EL REGALO


EL REGALO en tiempos no tan remotos.

Después que el cielo ardiera, se cortó la luz. Una cortina de agua caía del techo de la galería, elevada medio metro, del nivel de la tierra revestida por el pasto autóctono, a la que se llegaba descendiendo por escalones de cemento. Hortensias moradas y margaritas blancas recibían las gotas, y estiraban los tallos.
Los niños esperaron la apertura del cielo, para tirar cortezas en la corriente clara de la zanja y avizorar a la ganadora al final de la calle. Volvían por la cuesta hasta el portón de la cerca y comenzaban de nuevo. Se unieron vecinos y ya era un torneo de regatas.
-La merienda, gritó la abuela y ante la ausencia fue a buscarlos.
Cachetes colorados, respiración agitada, brillo en los ojos, ganas de chocolatada y pan con manteca.
Empezó a oscurecer. La mujer trajo una lámpara antigua, un depósito transparente rodeado por un aro metálico con un líquido rosado, una mecha sobresaliendo y una cubierta también de vidrio, cilíndrica, ensanchada en el medio y un poco estrangulada después. Acodados sobre la mesa, los niños miraban asombrados. La abuela giró una rueda por fuera y levantó la mecha, retiró la pantalla y acercó un fósforo. Cuando prendió, volvió a bajar la mecha y encajó la pieza transparente. El ambiente se iluminó. Les alcanzó el juego de damas y fue a preparar la cena. Jugaron dos partidos pero la lámpara lo tenía intranquilos. El menor giró la rueda, haciendo levantar la mecha. La luz se incrementó.
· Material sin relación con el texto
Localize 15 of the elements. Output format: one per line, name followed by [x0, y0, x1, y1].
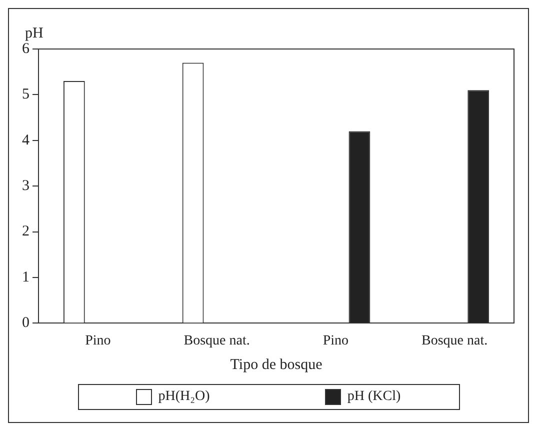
y-tick-label: 0	[22, 315, 30, 332]
y-tick-label: 1	[22, 269, 30, 286]
y-tick-label: 2	[22, 224, 30, 240]
x-tick-label: Pino	[322, 333, 349, 348]
x-axis-title: Tipo de bosque	[230, 356, 323, 373]
legend-label: pH (KCl)	[347, 389, 401, 405]
x-tick-label: Bosque nat.	[184, 333, 250, 348]
y-axis-title: pH	[25, 25, 44, 42]
y-tick-label: 5	[22, 86, 30, 103]
x-tick-label: Bosque nat.	[422, 333, 488, 348]
y-tick-label: 4	[22, 132, 30, 148]
x-tick-label: Pino	[85, 333, 111, 348]
y-tick-label: 6	[22, 40, 30, 57]
y-tick-label: 3	[22, 178, 30, 194]
legend-label: pH(H₂O)	[158, 389, 210, 405]
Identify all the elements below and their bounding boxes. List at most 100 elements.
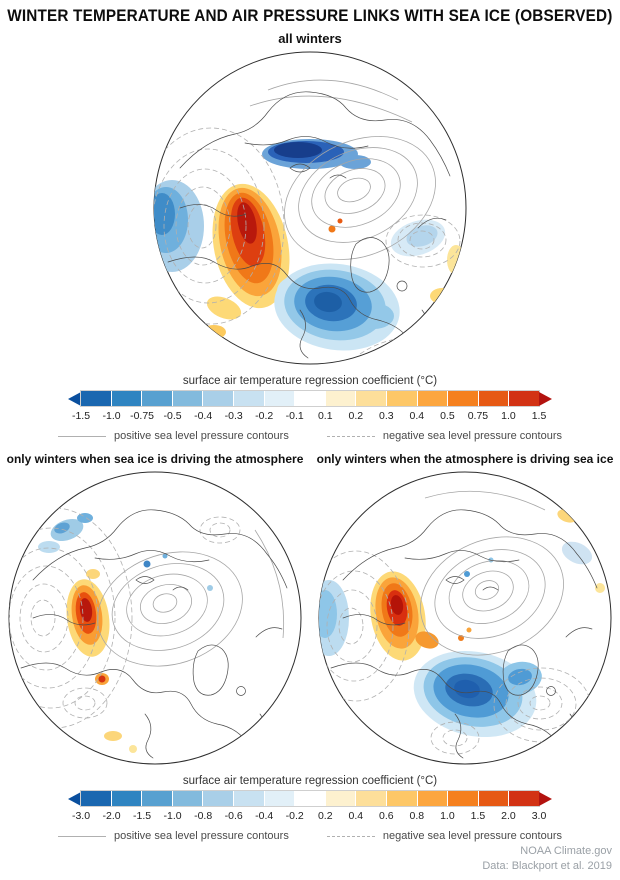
colorbar-segment [81,391,111,406]
colorbar-bottom-label: surface air temperature regression coeff… [182,775,438,787]
colorbar-segment [478,391,509,406]
colorbar-segment [264,791,295,806]
colorbar-tick: -0.4 [194,410,213,422]
colorbar-tick: 2.0 [501,810,516,822]
panel-title-atm-driving: only winters when the atmosphere is driv… [316,452,614,466]
colorbar-tick: 0.75 [467,410,489,422]
colorbar-segment [417,791,448,806]
negative-pressure-contours [9,507,241,729]
colorbar-segment [142,391,172,406]
map-boundary [8,471,302,765]
colorbar-tick: -0.1 [285,410,304,422]
negative-contour-label: negative sea level pressure contours [382,430,563,442]
colorbar-ticks: -3.0 -2.0 -1.5 -1.0 -0.8 -0.6 -0.4 -0.2 0.2 0.4 0.… [72,810,546,824]
colorbar-right-arrow [539,791,552,806]
negative-pressure-contours [154,127,461,355]
colorbar-tick: 0.5 [440,410,455,422]
colorbar-tick: -1.0 [102,410,121,422]
contour-legend-top: positive sea level pressure contours neg… [0,430,620,442]
temperature-anomaly-shading [319,509,605,738]
colorbar-segment [386,391,417,406]
credit-source: NOAA Climate.gov [520,845,612,858]
positive-pressure-contours [420,490,564,656]
negative-contour-line-sample [326,435,375,437]
colorbar-segment [386,791,417,806]
colorbar-segment [295,391,325,406]
colorbar-tick: -0.75 [130,410,155,422]
colorbar-segment [325,391,356,406]
colorbar-tick: -0.2 [285,810,304,822]
positive-contour-line-sample [57,435,106,437]
colorbar-tick: -1.5 [71,410,91,422]
colorbar-segment [203,391,233,406]
colorbar-tick: 3.0 [531,810,547,822]
colorbar-tick: -0.2 [255,410,274,422]
colorbar-segment [448,391,478,406]
colorbar-segment [233,791,264,806]
colorbar-tick: -0.3 [224,410,243,422]
colorbar-segment [203,791,233,806]
polar-map-all-winters [153,51,467,365]
positive-contour-line-sample [57,835,106,837]
colorbar-tick: 1.5 [470,810,486,822]
colorbar-segment [295,791,325,806]
colorbar-right-arrow [539,391,552,406]
colorbar-tick: 1.0 [440,810,455,822]
colorbar-segment [111,391,142,406]
colorbar-tick: -1.0 [163,810,182,822]
colorbar-segment [509,391,539,406]
positive-pressure-contours [97,529,284,667]
colorbar-segment [417,391,448,406]
colorbar-segment [111,791,142,806]
colorbar-segment [325,791,356,806]
colorbar-tick: -2.0 [102,810,121,822]
bottom-panel-titles: only winters when sea ice is driving the… [0,452,620,466]
colorbar-ticks: -1.5 -1.0 -0.75 -0.5 -0.4 -0.3 -0.2 -0.1 0.1 0.2 0… [72,410,546,424]
colorbar-segment [172,791,203,806]
colorbar-top: -1.5 -1.0 -0.75 -0.5 -0.4 -0.3 -0.2 -0.1 0.1 0.2 0… [68,390,552,424]
colorbar-segment [233,391,264,406]
colorbar-segment [356,791,386,806]
colorbar-segment [356,391,386,406]
colorbar-segment [509,791,539,806]
colorbar-segments [80,790,540,807]
figure-title: WINTER TEMPERATURE AND AIR PRESSURE LINK… [7,6,613,25]
positive-contour-label: positive sea level pressure contours [113,830,289,842]
polar-map-ice-driving [8,471,302,765]
coastlines [330,509,598,759]
colorbar-bottom-block: surface air temperature regression coeff… [0,775,620,842]
colorbar-segment [478,791,509,806]
colorbar-segments [80,390,540,407]
colorbar-tick: 0.2 [317,810,333,822]
colorbar-left-arrow [68,391,81,406]
colorbar-tick: -0.6 [224,810,243,822]
bottom-map-row [0,468,620,768]
colorbar-tick: 0.3 [379,410,394,422]
polar-map-atm-driving [318,471,612,765]
colorbar-tick: 1.0 [501,410,516,422]
colorbar-tick: 0.1 [317,410,333,422]
colorbar-tick: -3.0 [71,810,91,822]
colorbar-tick: 0.4 [409,410,425,422]
colorbar-tick: 0.8 [409,810,425,822]
colorbar-bottom: -3.0 -2.0 -1.5 -1.0 -0.8 -0.6 -0.4 -0.2 0.2 0.4 0.… [68,790,552,824]
negative-contour-label: negative sea level pressure contours [382,830,563,842]
top-map-row [0,48,620,368]
colorbar-tick: 0.4 [348,810,364,822]
credit: NOAA Climate.gov Data: Blackport et al. … [482,844,612,874]
colorbar-tick: 1.5 [531,410,547,422]
figure: WINTER TEMPERATURE AND AIR PRESSURE LINK… [0,6,620,872]
panel-title-all-winters: all winters [278,31,342,46]
colorbar-tick: 0.6 [379,810,394,822]
colorbar-segment [81,791,111,806]
negative-contour-line-sample [326,835,375,837]
colorbar-tick: 0.2 [348,410,364,422]
coastlines [20,509,288,759]
coastlines [167,91,451,359]
colorbar-tick: -0.4 [255,810,274,822]
positive-contour-label: positive sea level pressure contours [113,430,289,442]
colorbar-segment [172,391,203,406]
colorbar-tick: -0.8 [194,810,213,822]
credit-data: Data: Blackport et al. 2019 [482,860,612,873]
La abuela se dio cuenta y la llevó a su antigua posición.
-Tenemos que ahorrar kerosene, no sabemos cuándo volverá la luz, dijo con su voz paciente. Voy a llenar la bañadera, pueden jugar en el agua. Prendió dos velas y después de un tiempo los refregó con esponja vegetal. Cenaron y se durmieron después de escuchar la historia del libro de las historias.
Al día siguiente, uno más de esas vacaciones cordobesas, se volvió a encontrar la banda, jugaron desde la mañana, a la escondida, a la mancha. Vigilaron las hormigas. Tiraron migas a los pájaros.
Por la tarde fueron a jugar al campito, con Rosa y Eugenia, dos mamás charlatanas y todos los amigos de la cuadra.
Antes de salir, el mayor guardó en un bolso, dos frascos de vidrio, con tapa, de esos de mermelada, junto con los sandwiches de queso de cabra.
Pasaron las horas.
-A casa, volvemos, llamó Rosa, cuando el ocaso comenzó a colorearse.
-Sólo un rato más, pidió el mayor. Se acercó a Rosa y le cuchicheó palabras al oído. Ella rió y le dio permiso. Los demás fueron tras él curiosos.
Corrieron hasta la enredadera de campanitas azules. El mayor pidió silencio. Se sentaron en el pasto, esperando la representación.
Abrió el frasco de vidrio, su hermano hizo lo mismo. Con sus dedos pequeños cerraban los pétalos de las flores y sacudían el contenido en los frascos. Los demás no sabían que pasaba, pero ni una palabra se escapaba. Al rato cerraron los frascos y dejaron el lugar. Les mostraron a los amigos los recipientes iluminados por las luciérnagas atrapadas.
Se los dieron a la abuela, mirándola a la cara, para verla sonreir.
-Tomá, es un regalo, para cuando se corte la luz.